This week I spent most of my time working on the design presentation slides. This required adding furthering specification and numerical detail to our design plan. I specified our target problem being the lack of publicly available knowledge on load-balancing algorithms and their relative performance. Though enterprise solutions are widely available, the inner programming is not visible to users, so a stronger public knowledge can support more open-source software building and research. Our solution plan is to test many load balancing algorithms for insights on how they perform on the real-world scenario of video streaming.
I also further narrowed down the four load balancing algorithms we plan to test for our minimum viable product. We would have two purely parameter-based decision makers and two machine learning models. The parameter-based options will take into account either processor utilization or relative input/output volumes. The first machine model will be a low parameter unsupervised learner that follows the UCB1 algorithm based on local response time (https://jeremykun.com/2013/10/28/optimism-in-the-face-of-uncertainty-the-ucb1-algorithm/).

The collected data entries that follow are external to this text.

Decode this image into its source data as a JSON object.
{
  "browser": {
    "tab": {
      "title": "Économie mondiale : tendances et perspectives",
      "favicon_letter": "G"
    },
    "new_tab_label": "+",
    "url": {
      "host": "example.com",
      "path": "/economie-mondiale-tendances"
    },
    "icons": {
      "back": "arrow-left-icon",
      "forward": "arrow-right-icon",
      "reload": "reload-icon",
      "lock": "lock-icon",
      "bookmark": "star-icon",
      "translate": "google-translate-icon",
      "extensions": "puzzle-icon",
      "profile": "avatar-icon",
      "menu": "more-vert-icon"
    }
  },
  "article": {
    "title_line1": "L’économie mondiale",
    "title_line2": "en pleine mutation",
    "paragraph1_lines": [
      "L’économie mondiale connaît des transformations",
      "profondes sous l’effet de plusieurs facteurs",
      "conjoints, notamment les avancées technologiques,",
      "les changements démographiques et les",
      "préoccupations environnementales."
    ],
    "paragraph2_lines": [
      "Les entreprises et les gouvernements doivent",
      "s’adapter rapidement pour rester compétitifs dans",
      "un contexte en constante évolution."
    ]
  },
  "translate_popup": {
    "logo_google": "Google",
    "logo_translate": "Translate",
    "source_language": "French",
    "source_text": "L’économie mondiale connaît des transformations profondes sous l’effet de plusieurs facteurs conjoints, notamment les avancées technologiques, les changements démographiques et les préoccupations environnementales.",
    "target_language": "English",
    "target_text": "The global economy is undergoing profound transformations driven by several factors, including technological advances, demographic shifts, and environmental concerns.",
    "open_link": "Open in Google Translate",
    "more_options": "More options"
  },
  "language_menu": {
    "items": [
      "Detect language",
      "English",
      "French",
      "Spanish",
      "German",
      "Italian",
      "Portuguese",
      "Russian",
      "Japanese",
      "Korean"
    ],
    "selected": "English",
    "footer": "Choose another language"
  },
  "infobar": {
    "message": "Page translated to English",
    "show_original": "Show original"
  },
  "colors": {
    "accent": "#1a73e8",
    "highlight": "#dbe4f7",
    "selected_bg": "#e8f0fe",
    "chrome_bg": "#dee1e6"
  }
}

The second is not yet finalized but will take into account request sizes as well as server loads, inspired by the insights of the following paper: https://hal.archives-ouvertes.fr/hal-02570549/document
I also standardized more of our final testing environment (several geographically different AWS EC2 instances) and how our internal server metrics will be calculated. There are further specifics on the testing end that we plan to experiment with once we receive our AWS credits for server connectivity trials.